Yap (Chairman), Narvasa, Melencio-Herrera, Cruz, Gancayco and Sarmiento, JJ., concur.

Footnotes

1. Rollo, p. 48, Annex "1" of Answer and Comment.

2. Id., pp. 14-17, Complaint, Annex "A" of Petition.

3. Id., p. 66, Annex "A" of Comment.

4. Id., p. 67, Annex "B " of Comment.

5. Id., pp. 14-17, Annex "A" of Petition.

6. Id., pp. 18-23, Annex "B" of Petition.

7. Id., pp. 24-26, Annex "C" of Petition.

8. Id., p. 29, Annex "F" of Petition.

9. Id., pp. 30-33, Annex "G" of Petition.

10. Id., pp. 38-39, Annex "I" of Petition.

11. Id., p. 40.

12. Id., p. 93.

13. On the issue of jurisdiction, respondent judge denied the motion to dismiss on the
erroneous assumption that barangay conciliation proceedings need not have been
undertaken since the complaint was "coupled with the provisional remedy of making
monthly deposits or consignment (sic) of the due and accruing rentals (with) this Court".
Consignation is not of course a provisional remedy, the Revised Rules of Court
enumerating only five such remedies, namely: attachment, preliminary injunction,
receivership, replevin and support pendente lite.

14. Ebol vs.
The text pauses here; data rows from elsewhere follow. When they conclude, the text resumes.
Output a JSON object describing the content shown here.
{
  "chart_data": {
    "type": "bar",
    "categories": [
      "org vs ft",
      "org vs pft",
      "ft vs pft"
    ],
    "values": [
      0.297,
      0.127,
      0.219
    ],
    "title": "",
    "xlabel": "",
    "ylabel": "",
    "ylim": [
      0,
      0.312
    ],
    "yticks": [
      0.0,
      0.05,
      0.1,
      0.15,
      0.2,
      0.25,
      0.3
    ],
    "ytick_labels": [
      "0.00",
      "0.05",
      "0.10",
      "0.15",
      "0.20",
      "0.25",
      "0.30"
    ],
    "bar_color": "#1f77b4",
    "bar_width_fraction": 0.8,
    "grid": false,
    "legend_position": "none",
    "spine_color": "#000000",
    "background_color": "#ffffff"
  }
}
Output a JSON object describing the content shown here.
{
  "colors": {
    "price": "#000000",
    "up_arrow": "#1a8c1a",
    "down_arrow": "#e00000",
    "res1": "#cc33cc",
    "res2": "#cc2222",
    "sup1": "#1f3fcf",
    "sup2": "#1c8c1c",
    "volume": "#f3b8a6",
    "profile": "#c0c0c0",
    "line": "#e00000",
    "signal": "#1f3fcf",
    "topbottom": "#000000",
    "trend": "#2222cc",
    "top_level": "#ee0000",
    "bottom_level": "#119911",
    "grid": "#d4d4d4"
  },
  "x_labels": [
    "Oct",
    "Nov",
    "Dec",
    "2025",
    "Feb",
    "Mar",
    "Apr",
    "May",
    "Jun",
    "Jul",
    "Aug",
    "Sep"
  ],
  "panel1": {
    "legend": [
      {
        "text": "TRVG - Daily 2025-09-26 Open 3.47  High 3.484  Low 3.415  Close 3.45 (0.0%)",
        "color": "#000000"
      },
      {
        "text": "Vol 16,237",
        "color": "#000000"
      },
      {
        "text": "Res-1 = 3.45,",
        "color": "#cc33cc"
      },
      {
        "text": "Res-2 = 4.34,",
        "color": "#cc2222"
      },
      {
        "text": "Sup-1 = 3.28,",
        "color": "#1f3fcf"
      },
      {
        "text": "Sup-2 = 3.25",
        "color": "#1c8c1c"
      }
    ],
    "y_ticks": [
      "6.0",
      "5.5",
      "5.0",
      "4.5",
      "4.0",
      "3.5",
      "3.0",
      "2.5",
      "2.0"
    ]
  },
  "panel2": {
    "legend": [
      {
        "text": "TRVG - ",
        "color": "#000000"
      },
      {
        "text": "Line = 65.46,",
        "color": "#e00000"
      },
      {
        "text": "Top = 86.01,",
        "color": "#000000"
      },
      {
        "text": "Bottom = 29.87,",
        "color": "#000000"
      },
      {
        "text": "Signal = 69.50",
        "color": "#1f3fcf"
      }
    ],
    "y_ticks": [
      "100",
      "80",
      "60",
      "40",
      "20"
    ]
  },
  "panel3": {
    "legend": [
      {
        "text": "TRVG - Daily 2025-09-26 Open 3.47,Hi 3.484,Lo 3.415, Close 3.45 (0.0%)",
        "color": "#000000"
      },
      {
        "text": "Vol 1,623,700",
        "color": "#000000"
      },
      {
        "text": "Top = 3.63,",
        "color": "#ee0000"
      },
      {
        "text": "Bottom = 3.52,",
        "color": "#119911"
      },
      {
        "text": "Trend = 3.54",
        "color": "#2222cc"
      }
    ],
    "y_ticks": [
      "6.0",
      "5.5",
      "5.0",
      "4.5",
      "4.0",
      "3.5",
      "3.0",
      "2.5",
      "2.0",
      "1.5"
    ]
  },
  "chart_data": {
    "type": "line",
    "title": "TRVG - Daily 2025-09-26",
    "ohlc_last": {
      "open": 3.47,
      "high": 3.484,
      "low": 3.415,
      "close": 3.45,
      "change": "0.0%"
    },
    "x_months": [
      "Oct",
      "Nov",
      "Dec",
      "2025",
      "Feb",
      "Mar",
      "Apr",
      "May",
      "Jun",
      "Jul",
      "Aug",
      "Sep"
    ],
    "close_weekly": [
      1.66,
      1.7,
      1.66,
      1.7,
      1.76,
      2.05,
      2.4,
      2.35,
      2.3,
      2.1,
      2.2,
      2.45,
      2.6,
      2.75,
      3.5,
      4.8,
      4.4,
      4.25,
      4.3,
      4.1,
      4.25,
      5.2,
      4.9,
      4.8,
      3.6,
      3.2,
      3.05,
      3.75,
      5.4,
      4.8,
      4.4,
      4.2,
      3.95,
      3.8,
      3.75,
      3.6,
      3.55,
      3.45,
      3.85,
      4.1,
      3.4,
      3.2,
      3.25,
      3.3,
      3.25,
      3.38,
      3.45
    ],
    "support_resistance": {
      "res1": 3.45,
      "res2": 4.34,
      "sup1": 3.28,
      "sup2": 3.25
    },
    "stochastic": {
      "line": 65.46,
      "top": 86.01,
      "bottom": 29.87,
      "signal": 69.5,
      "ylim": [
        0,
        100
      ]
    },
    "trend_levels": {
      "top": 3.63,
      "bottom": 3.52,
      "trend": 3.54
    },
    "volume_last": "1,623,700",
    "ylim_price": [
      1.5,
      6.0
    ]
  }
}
Amin, 135 SCRA 438 (1985); see also Royales vs. Intermediate Appellate
Court, 127 SCRA 438 (1984).

15. Rollo, p. 35, Annex "G-1 " of Petition.


16. Id., pp. 43-47, at 45.

17. Id., pp. 120-122; underscoring in the original.

18. 26 SCRA 620 at 628 (1969).

19. The respondent judge ceased to be a judge in 1983; he was not re-appointed in
connection with the 1983 reorganization of the judiciary, under B.P. Blg. 129.